Vulnerable Senate Democrats in the so-called Blue Wall states have been distancing themselves from the Biden-Harris administration and going so far as to embrace the policies of Republican presidential nominee Donald Trump in the waning days of their reelection campaigns.

   Democrat Sens. Bob Casey of Pennsylvania, Tammy Baldwin of Wisconsin, and Rep. Elissa Slotkin, who’s running for the open Senate seat in Michigan, have appealed to Trump voters while turning their backs on the Democrat presidential nominee in the hopes of getting reelected, The Hill reported Tuesday.

   Casey launched an ad last week embracing Trump’s tariffs and saying he “bucked Biden to protect fracking.” Baldwin launched an ad praising Trump for signing her “Made in America” bill.
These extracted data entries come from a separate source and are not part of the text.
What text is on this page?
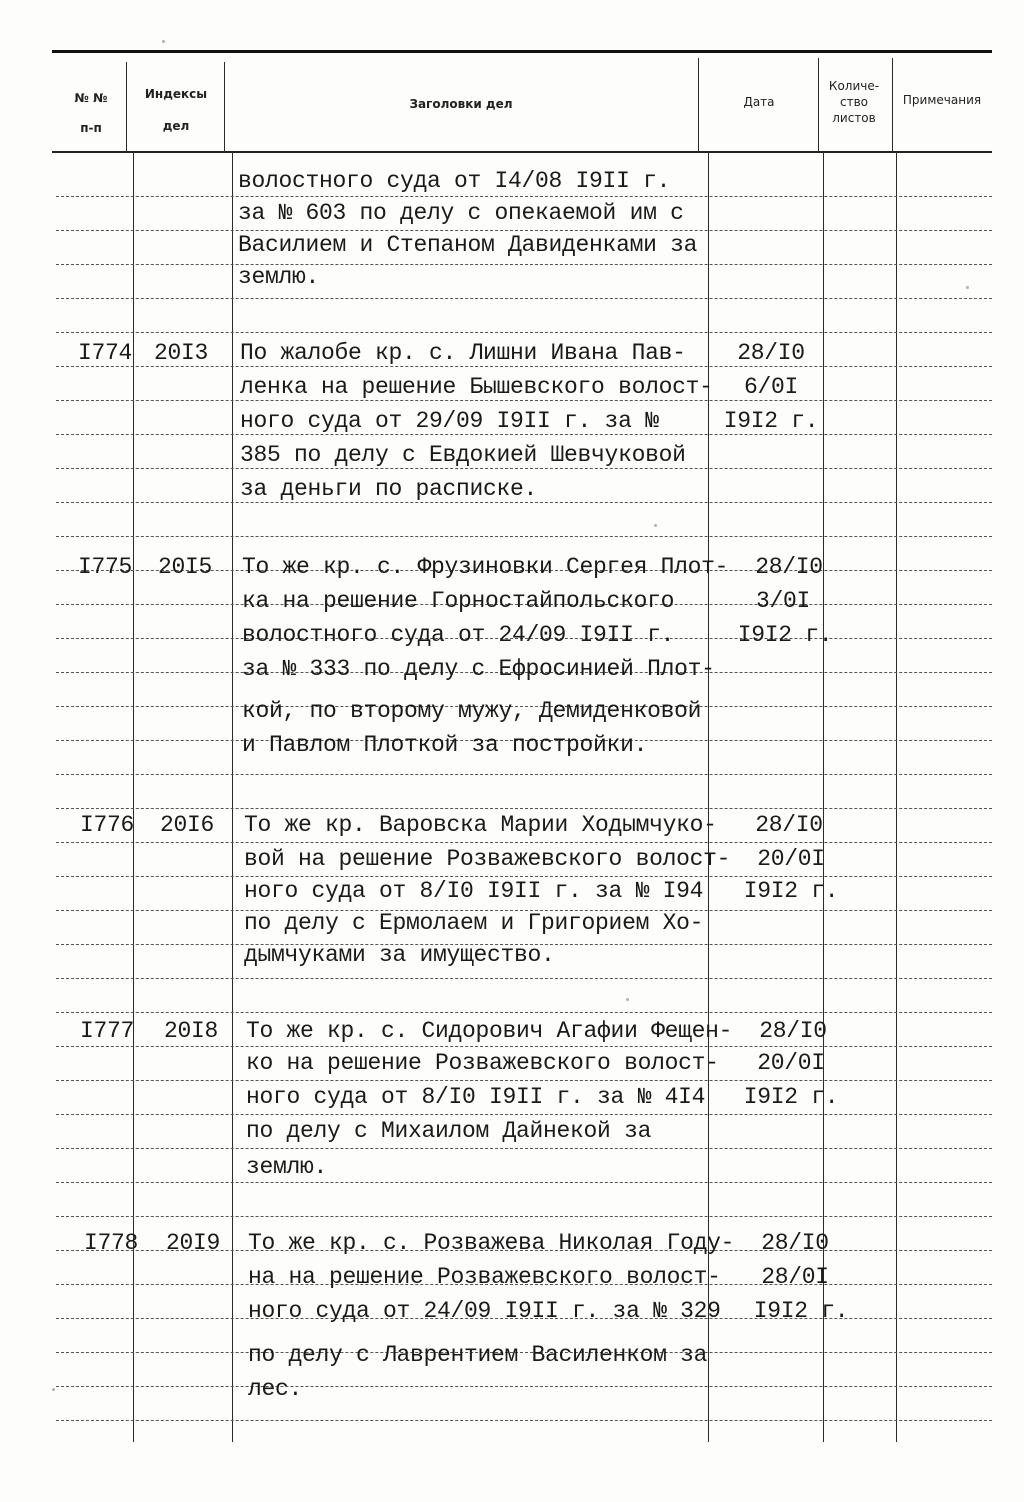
№ №
п-п
Индексы
дел
Заголовки дел	Дата
Количе-
ство
листов
Примечания
волостного суда от I4/08 I9II г.
за № 603 по делу с опекаемой им с
Василием и Степаном Давиденками за
землю.
I774 20I3 По жалобе кр. с. Лишни Ивана Пав-
ленка на решение Бышевского волост-
ного суда от 29/09 I9II г. за №
385 по делу с Евдокией Шевчуковой
за деньги по расписке.
28/I0
6/0I
I9I2 г.
I775 20I5 То же кр. с. Фрузиновки Сергея Плот-
ка на решение Горностайпольского
волостного суда от 24/09 I9II г.
за № 333 по делу с Ефросинией Плот-
кой, по второму мужу, Демиденковой
и Павлом Плоткой за постройки.
28/I0
3/0I
I9I2 г.
I776 20I6 То же кр. Варовска Марии Ходымчуко-
вой на решение Розважевского волост-
ного суда от 8/I0 I9II г. за № I94
по делу с Ермолаем и Григорием Хо-
дымчуками за имущество.
28/I0
20/0I
I9I2 г.
I777 20I8 То же кр. с. Сидорович Агафии Фещен-
ко на решение Розважевского волост-
ного суда от 8/I0 I9II г. за № 4I4
по делу с Михаилом Дайнекой за
землю.
28/I0
20/0I
I9I2 г.
I778 20I9 То же кр. с. Розважева Николая Году-
на на решение Розважевского волост-
ного суда от 24/09 I9II г. за № 329
по делу с Лаврентием Василенком за
лес.
28/I0
28/0I
I9I2 г.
   The National Republican Senatorial Committee (NRSC) on Monday rebuked the senators for their hypocrisy.

   “These Senate Democrats all voted to impeach President Trump twice, so it is surprising that they are now running ads praising his work as President. Disingenuousness aside, these are the type of ads you run if you think your nominee for president is going to lose,” NRSC communications director Mike Berg said.

   Slotkin began in August, running an ad touting Trump signing her law on drug prices, Axios reported.

   Perhaps the two most vulnerable Democrat incumbent senators, Jon Tester in Montana and Sherrod Brown in Ohio, have done the same. Tester appealed to “lifelong Republicans” in an ad while Brown earlier this year touted a bill of his Trump signed to stop drugs at the border, according to Axios.

   Polling in the three Blue Wall states shows Trump and Vice President Kamala Harris neck and neck. But in Pennsylvania, Casey’s ad set out to frame himself as an independent.

   “There’s no party affiliation in Casey ads. I don’t recall seeing any that say ‘Democrat’ or anything like that. He’s running as an incumbent on his own record,” Berwood Yost, director of the Center for Public Opinion Research at Franklin & Marshall College told The Hill. “He’s trying to distance himself a little bit from an administration that is viewed negatively by the most part. He doesn’t want to be tied to that either through Biden or Harris,” he said.